Wednesday, September 3, 2014

Diary Entry from my new book ... watch this space!

Not my words ... but my motto!
Diary entry: Lister Hospital, Stevenhage, UK

Last night, Saru and Oliver were the nurses on duty.  I heard a commotion outside. Someone was shouting, and it sounded like someone was being knocked about.  My ward is a side room, and since I am a barrier nursed patient, there is only a little window in the door that looks straight out onto the nurses’ station.  When I had a look to see what all the commotion was about, I could just about see Oliver down on the ground, almost sitting on top of what I presumed was a squirming patient.  Both were huffing and puffing and panting, but I just assumed that the patient had had a fit and that everything was under control. 

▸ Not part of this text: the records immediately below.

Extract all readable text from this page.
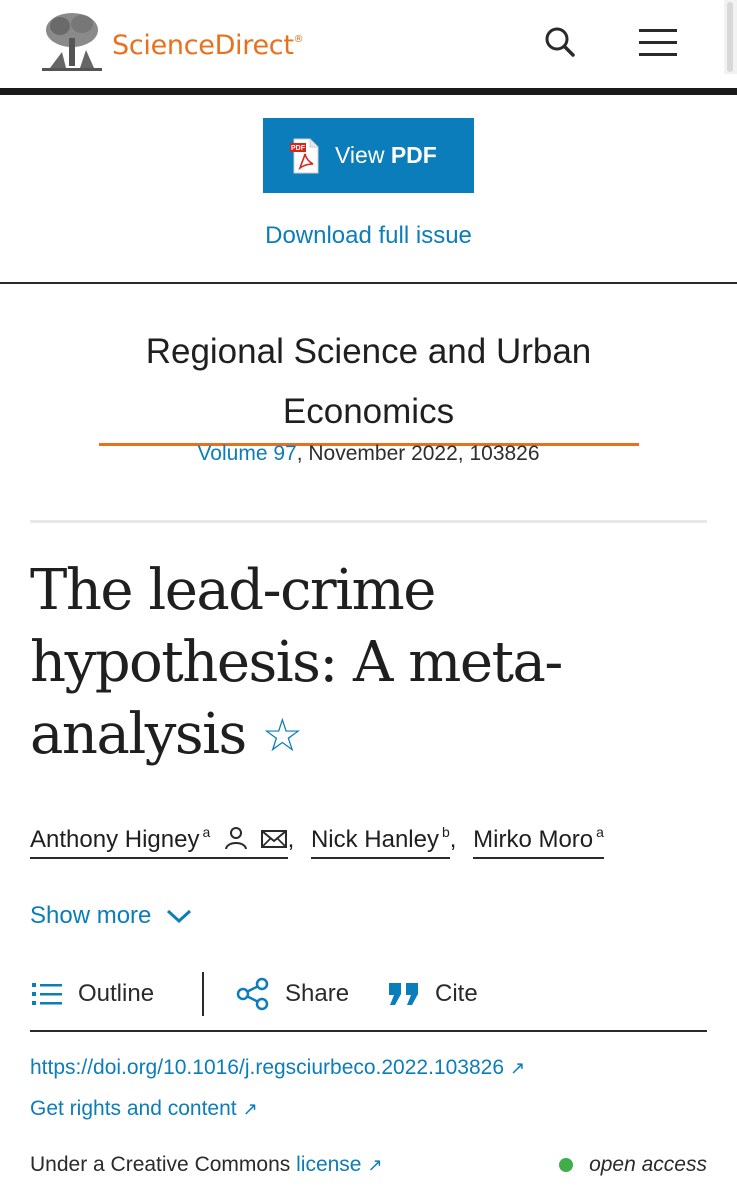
ScienceDirect®
PDF View PDF
Download full issue
Regional Science and Urban Economics
Volume 97, November 2022, 103826
The lead-crime hypothesis: A meta-analysis ☆
Anthony Higney $^a$	, Nick Hanley $^b$, Mirko Moro $^a$
Show more
Outline	Share	Cite
https://doi.org/10.1016/j.regsciurbeco.2022.103826 ↗
Get rights and content ↗
Under a Creative Commons license ↗	open access
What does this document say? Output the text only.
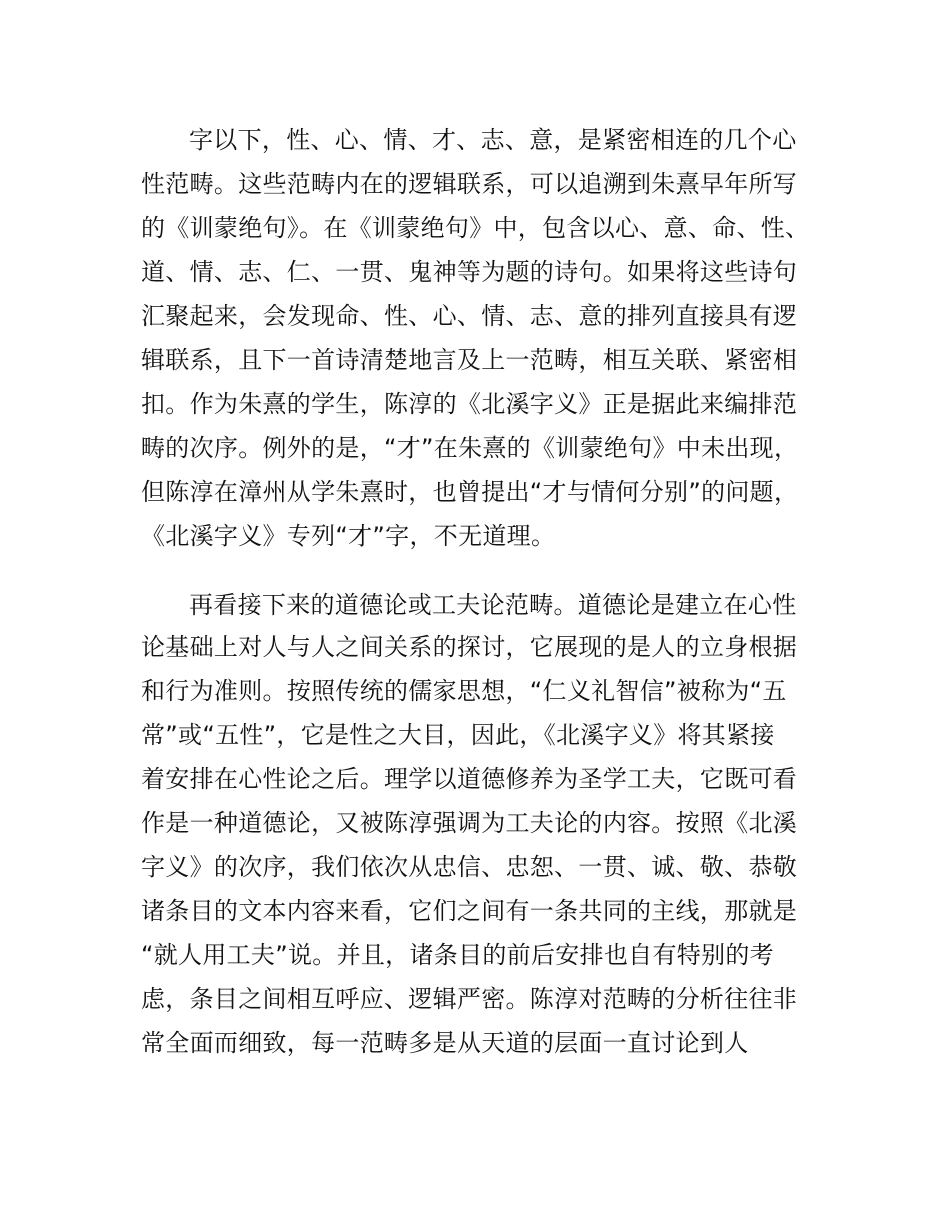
字以下，性、心、情、才、志、意，是紧密相连的几个心
性范畴。这些范畴内在的逻辑联系，可以追溯到朱熹早年所写
的《训蒙绝句》。在《训蒙绝句》中，包含以心、意、命、性、
道、情、志、仁、一贯、鬼神等为题的诗句。如果将这些诗句
汇聚起来，会发现命、性、心、情、志、意的排列直接具有逻
辑联系，且下一首诗清楚地言及上一范畴，相互关联、紧密相
扣。作为朱熹的学生，陈淳的《北溪字义》正是据此来编排范
畴的次序。例外的是，“才”在朱熹的《训蒙绝句》中未出现，
但陈淳在漳州从学朱熹时，也曾提出“才与情何分别”的问题，
《北溪字义》专列“才”字，不无道理。
再看接下来的道德论或工夫论范畴。道德论是建立在心性
论基础上对人与人之间关系的探讨，它展现的是人的立身根据
和行为准则。按照传统的儒家思想，“仁义礼智信”被称为“五
常”或“五性”，它是性之大目，因此，《北溪字义》将其紧接
着安排在心性论之后。理学以道德修养为圣学工夫，它既可看
作是一种道德论，又被陈淳强调为工夫论的内容。按照《北溪
字义》的次序，我们依次从忠信、忠恕、一贯、诚、敬、恭敬
诸条目的文本内容来看，它们之间有一条共同的主线，那就是
“就人用工夫”说。并且，诸条目的前后安排也自有特别的考
虑，条目之间相互呼应、逻辑严密。陈淳对范畴的分析往往非
常全面而细致，每一范畴多是从天道的层面一直讨论到人
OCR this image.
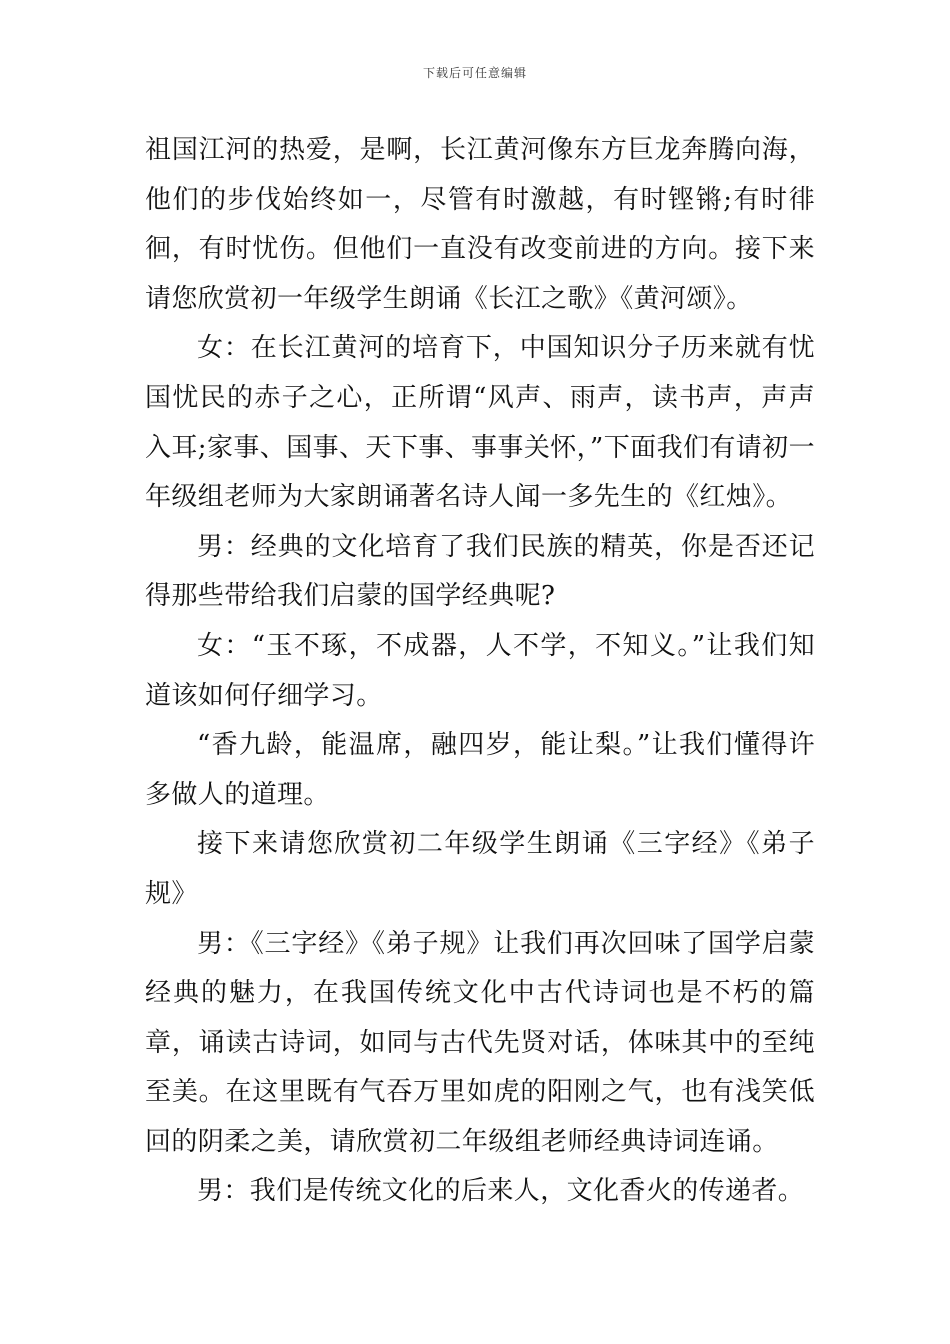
下载后可任意编辑

祖国江河的热爱，是啊，长江黄河像东方巨龙奔腾向海，他们的步伐始终如一，尽管有时激越，有时铿锵;有时徘徊，有时忧伤。但他们一直没有改变前进的方向。接下来请您欣赏初一年级学生朗诵《长江之歌》《黄河颂》。

女：在长江黄河的培育下，中国知识分子历来就有忧国忧民的赤子之心，正所谓“风声、雨声，读书声，声声入耳;家事、国事、天下事、事事关怀，”下面我们有请初一年级组老师为大家朗诵著名诗人闻一多先生的《红烛》。

男：经典的文化培育了我们民族的精英，你是否还记得那些带给我们启蒙的国学经典呢?

女：“玉不琢，不成器，人不学，不知义。”让我们知道该如何仔细学习。

“香九龄，能温席，融四岁，能让梨。”让我们懂得许多做人的道理。

接下来请您欣赏初二年级学生朗诵《三字经》《弟子规》

男：《三字经》《弟子规》让我们再次回味了国学启蒙经典的魅力，在我国传统文化中古代诗词也是不朽的篇章，诵读古诗词，如同与古代先贤对话，体味其中的至纯至美。在这里既有气吞万里如虎的阳刚之气，也有浅笑低回的阴柔之美，请欣赏初二年级组老师经典诗词连诵。

男：我们是传统文化的后来人，文化香火的传递者。
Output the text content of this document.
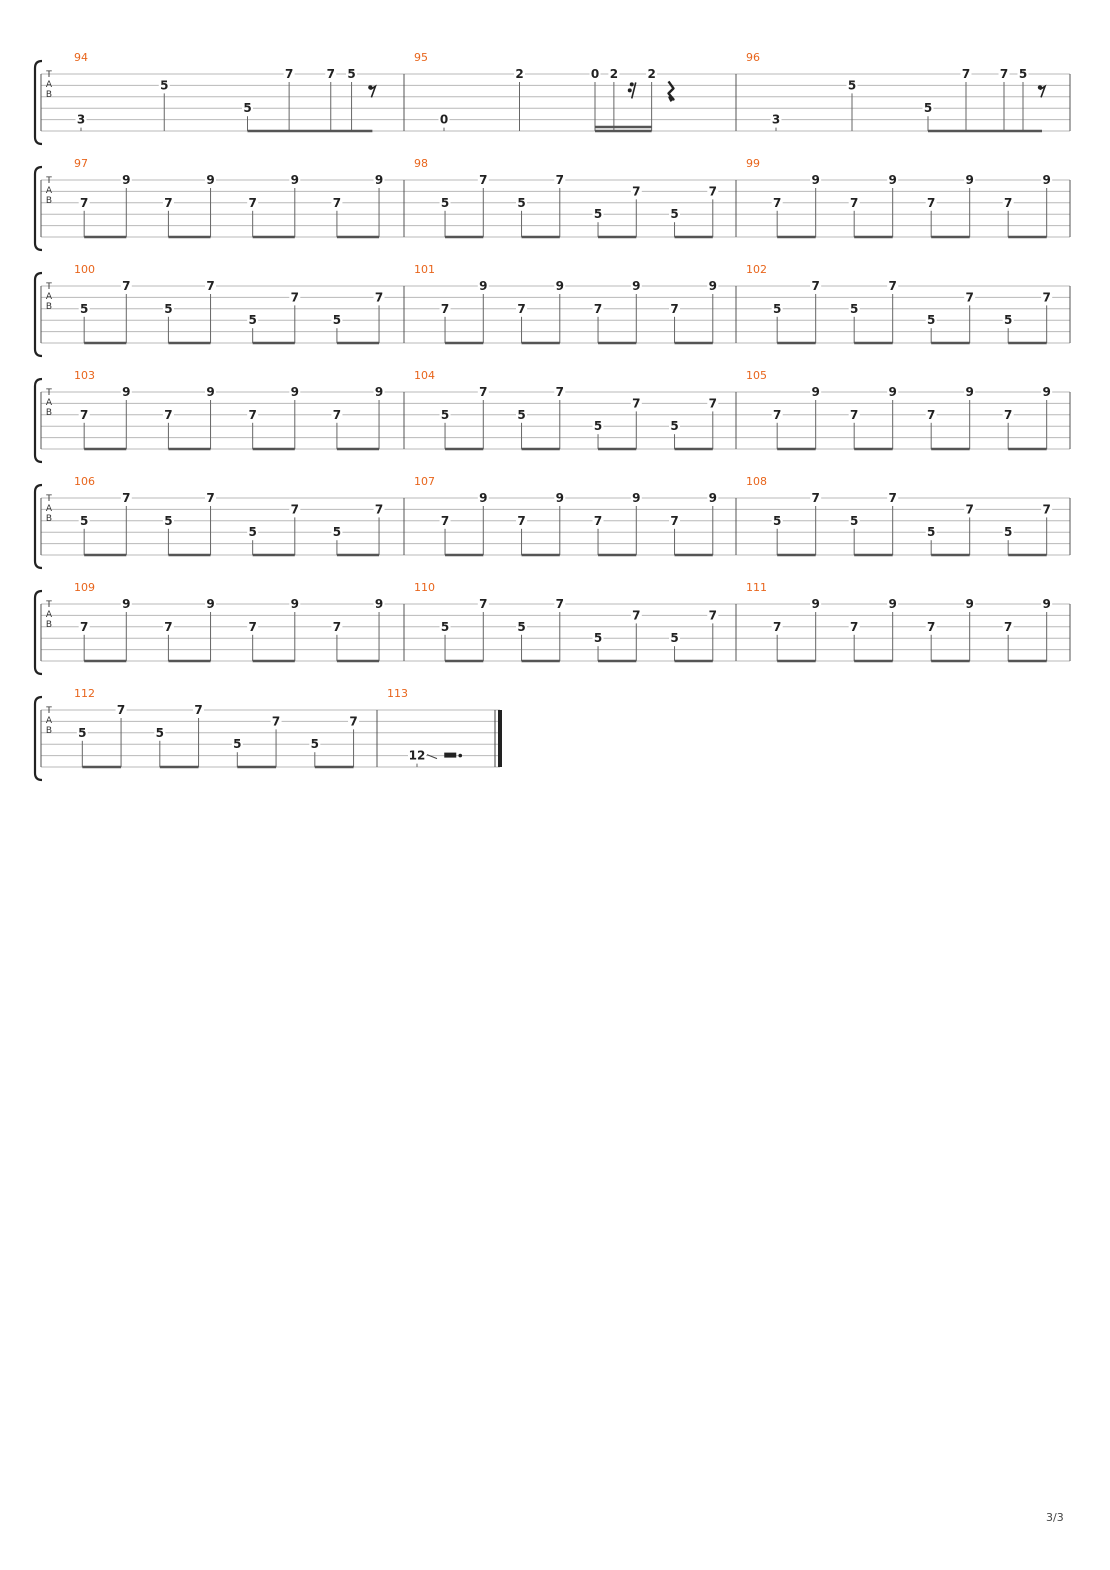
T
A
B
94
3
5
5
7	7 5
95
0
2	0 2 2
96
3
5
5
7 7 5
T
A
B
97
7
9
7
9
7
9
7
9
98
5
7
5
7
5
7
5
7
99
7
9
7
9
7
9
7
9
T
A
B
100
5
7
5
7
5
7
5
7
101
7
9
7
9
7
9
7
9
102
5
7
5
7
5
7
5
7
T
A
B
103
7
9
7
9
7
9
7
9
104
5
7
5
7
5
7
5
7
105
7
9
7
9
7
9
7
9
T
A
B
106
5
7
5
7
5
7
5
7
107
7
9
7
9
7
9
7
9
108
5
7
5
7
5
7
5
7
T
A
B
109
7
9
7
9
7
9
7
9
110
5
7
5
7
5
7
5
7
111
7
9
7
9
7
9
7
9
T
A
B
112
5
7
5
7
5
7
5
7
113
12
3/3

The next time I had a look out my peephole window; there was an army of security men standing around.  I wondered whether this was perhaps an intruder.  Later in the evening I asked Saru what had happened and what had been wrong with the person Oliver was sitting on.  She started laughing so hard that she could barely get the story out.  The patient is an Alzheimer’s patient on the ward and he had decided that Oliver had beaten one of his children.  The patient came rushing from his bed in the main ward and took a running swipe at Oliver with his fist.  Sara had seen him coming at a run, with a mad look in his eyes.  Lacking courage in the face of a potentially dangerous attack, she jumped behind Oliver, leaving the poor man unprotected for a punch face, while the patient continued shouting, “Why did you beat my kid.  Why you beat my kid?” 


Oliver grappled him to the ground while Saru ran for urgent help. The help did not come fast enough.   Five minutes of Oliver trying to hold down a man twice his size was taking its toll on him.  Only after the second call to security did the entire group of security officers come running in time for the third world war.   Poor Oliver was shocked and shaken, while Saru could not stop laughing, probably from nerves.  I only then found out that I was on the neurological ward, this being the only ward that had a free isolation room at the time of my admission.    Guess I am where I am supposed to be…with the strange and insane.